Außerschulische Bildung 4/2024

Kritische europapolitische Bildung

Wie verstehen und gestalten wir Europa?

Der Beitrag stellt Konflikte und zentrale Streitfragen zur Europapolitik als Ausgangspunkt für einen machtanalytischen Ansatz politischer Bildung in den Fokus. Dabei wird zunächst die Bedeutung politischer Bildung zur Kritik und Weiterentwicklung der europäischen Integration diskutiert und die Frage nach den Möglichkeiten einer transnationalen Demokratiebildung aufgegriffen. Dazu werden methodische Zugänge mithilfe einer machtanalytisch erweiterten Problemstudie vorgeschlagen. von Andreas Eis

Die Europawahl 2024 lässt sich nicht allein auf den vielfach betonten Rechtsruck beschränken. Das rechtspopulistische und nationalistische Lager wurde im Europäischen Parlament deutlich gestärkt, auch wenn dieser Trend nicht für alle Mitgliedsstaaten gilt. In einigen Ländern (wie Polen, Ungarn, Schweden, Finnland) ging die Unterstützung für extrem rechte Parteien zurück (vgl. Vogel 2024). Während 2019 auf dem Höhepunkt der Fridays-for-Future-Bewegung Klimapolitik im Mittelpunkt der „grünen Europawahl“ stand, überlagerten 2024 Kriege in der Ukraine und in Gaza/Israel sowie erneute Debatten über Fluchtmigration die Wahlen. Geblieben ist jedoch der Trend einer seit Jahren gestiegenen Wahlbeteiligung und Politisierung Europas, nicht nur im Sinne einer bedrohlichen Zuspitzung von unversöhnlichen Positionen. Vielmehr gewinnen die Bedeutung und das Interesse an der Europapolitik eine immer größere Öffentlichkeit, für die viele (auch junge) Menschen leidenschaftlich streiten und sich engagieren.
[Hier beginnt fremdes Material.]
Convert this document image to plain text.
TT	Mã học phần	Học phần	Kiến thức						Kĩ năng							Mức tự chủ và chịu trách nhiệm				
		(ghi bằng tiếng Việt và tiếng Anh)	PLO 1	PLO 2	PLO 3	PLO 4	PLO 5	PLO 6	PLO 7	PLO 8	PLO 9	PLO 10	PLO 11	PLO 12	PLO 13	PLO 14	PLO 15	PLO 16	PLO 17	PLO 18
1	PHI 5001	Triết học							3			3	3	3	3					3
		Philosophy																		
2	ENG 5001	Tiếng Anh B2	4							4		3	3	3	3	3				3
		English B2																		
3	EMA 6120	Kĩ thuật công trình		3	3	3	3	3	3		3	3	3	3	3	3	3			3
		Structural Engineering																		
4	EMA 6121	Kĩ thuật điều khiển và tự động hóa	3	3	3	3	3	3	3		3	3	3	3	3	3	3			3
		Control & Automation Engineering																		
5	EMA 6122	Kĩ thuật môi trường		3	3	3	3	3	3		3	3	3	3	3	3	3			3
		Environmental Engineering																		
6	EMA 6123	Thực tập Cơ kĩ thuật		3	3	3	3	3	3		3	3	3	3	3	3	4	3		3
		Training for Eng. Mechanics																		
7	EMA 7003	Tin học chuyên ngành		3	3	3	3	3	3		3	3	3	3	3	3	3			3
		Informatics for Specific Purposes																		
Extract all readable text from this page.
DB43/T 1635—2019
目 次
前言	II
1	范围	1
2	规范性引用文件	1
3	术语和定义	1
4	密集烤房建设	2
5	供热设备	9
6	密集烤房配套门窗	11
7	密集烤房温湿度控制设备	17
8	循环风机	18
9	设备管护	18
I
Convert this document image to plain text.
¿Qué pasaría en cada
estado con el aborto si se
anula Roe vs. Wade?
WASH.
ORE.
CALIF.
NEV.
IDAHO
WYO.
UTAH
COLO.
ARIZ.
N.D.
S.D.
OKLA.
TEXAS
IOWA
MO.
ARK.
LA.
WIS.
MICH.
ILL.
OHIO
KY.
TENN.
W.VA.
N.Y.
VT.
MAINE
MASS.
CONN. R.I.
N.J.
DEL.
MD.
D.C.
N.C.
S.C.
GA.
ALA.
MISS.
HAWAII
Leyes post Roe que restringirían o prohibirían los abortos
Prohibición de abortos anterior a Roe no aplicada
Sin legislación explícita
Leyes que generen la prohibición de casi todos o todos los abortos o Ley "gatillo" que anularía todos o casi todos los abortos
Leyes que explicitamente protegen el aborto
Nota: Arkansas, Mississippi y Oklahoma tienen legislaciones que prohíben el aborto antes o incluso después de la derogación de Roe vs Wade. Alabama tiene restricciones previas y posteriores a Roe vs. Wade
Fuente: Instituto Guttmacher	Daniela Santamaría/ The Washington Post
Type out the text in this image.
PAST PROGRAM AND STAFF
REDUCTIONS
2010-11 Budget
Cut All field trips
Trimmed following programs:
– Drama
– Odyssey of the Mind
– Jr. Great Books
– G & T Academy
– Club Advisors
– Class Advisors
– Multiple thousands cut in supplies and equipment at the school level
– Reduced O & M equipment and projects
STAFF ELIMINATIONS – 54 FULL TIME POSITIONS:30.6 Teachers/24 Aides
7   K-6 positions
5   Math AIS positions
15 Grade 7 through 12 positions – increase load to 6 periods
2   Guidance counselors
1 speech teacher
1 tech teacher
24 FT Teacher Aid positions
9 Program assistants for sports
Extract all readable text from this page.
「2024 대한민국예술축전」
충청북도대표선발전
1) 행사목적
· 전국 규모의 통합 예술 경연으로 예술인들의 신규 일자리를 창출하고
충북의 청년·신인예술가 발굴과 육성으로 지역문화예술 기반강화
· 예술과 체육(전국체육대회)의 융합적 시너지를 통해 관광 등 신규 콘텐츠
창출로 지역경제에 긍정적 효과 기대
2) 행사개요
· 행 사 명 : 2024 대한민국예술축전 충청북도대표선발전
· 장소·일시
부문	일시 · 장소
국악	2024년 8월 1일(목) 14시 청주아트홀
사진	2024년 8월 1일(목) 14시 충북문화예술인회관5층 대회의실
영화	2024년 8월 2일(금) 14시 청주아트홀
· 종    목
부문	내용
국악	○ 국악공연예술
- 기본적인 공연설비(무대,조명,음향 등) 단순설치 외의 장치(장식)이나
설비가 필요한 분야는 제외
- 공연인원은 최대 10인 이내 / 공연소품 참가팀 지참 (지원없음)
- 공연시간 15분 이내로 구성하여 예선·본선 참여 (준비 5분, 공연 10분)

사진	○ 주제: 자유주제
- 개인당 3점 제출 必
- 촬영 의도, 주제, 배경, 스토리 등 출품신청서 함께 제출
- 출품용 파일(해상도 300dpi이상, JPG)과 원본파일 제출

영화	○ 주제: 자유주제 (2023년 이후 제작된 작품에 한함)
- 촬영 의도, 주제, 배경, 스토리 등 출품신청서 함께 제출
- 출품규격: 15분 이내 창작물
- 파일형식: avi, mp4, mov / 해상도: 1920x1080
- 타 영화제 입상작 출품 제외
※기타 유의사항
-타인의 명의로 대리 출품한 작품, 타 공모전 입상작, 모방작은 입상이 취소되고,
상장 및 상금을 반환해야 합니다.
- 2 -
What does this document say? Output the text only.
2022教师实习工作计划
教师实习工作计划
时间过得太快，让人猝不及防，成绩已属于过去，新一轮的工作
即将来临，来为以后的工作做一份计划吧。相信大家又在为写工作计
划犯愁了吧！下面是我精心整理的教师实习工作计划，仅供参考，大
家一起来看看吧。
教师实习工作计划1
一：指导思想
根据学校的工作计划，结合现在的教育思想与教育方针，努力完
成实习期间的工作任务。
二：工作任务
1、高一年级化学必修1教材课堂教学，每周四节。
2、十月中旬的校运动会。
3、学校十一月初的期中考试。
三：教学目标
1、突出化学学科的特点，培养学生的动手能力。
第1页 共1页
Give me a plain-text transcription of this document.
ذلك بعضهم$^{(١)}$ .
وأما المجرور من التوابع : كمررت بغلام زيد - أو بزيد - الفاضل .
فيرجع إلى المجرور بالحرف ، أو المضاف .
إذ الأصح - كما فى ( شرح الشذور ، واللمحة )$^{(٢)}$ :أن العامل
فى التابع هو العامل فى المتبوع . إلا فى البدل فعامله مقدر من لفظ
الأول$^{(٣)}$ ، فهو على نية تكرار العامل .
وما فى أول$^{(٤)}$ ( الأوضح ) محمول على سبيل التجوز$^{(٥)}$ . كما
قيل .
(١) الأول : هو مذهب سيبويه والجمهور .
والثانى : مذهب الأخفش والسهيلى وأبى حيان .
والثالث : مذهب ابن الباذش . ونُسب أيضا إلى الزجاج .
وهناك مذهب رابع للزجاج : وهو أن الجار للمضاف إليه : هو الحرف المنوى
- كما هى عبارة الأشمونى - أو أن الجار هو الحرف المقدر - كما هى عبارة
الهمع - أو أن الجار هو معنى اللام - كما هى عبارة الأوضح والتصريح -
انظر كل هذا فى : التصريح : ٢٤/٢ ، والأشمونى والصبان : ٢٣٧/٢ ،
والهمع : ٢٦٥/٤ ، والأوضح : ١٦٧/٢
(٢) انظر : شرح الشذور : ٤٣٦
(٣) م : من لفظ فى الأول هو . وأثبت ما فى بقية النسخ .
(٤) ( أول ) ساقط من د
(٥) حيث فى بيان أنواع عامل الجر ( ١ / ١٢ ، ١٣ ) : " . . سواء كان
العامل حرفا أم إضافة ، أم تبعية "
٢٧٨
Rolle und Bedeutung der europapolitischen Bildung

Europa ist für viele – vor allem für privilegierte – Menschen zu einem transgesellschaftlichen Lebens-, Lern- und Arbeitsort geworden, der nicht auf die Länder der EU begrenzt ist. Ob ein Studium oder eine Ausbildung mit Erasmus, internationale Jugendbegegnungen, Austausch von Lehrenden, aber auch Arbeitsmigration unter höchst prekären Bedingungen (z. B. im Baugewerbe, in Pflegeberufen oder in der Landwirtschaft): Trotz struktureller Krisen und vieler Rückschritte hat sich die zwischen- und überstaatliche Zusammenarbeit seit Gründung der Europäischen Gemeinschaften stetig vertieft und in vielen Runden erweitert. Die Übertragung von immer neuen Politikfeldern und Kompetenzen an die EU (z. B. in der Umwelt- und Klimapolitik, aber auch in der Migrationspolitik oder bei Fragen der Antidiskriminierung) hat zugleich in vielen Mitgliedsstaaten zu kontroversen Debatten über defizitäre demokratische Selbst- und Mitentscheidungswege sowie – im Falle von Großbritannien – auch zum ersten Austritt aus der Gemeinschaft geführt.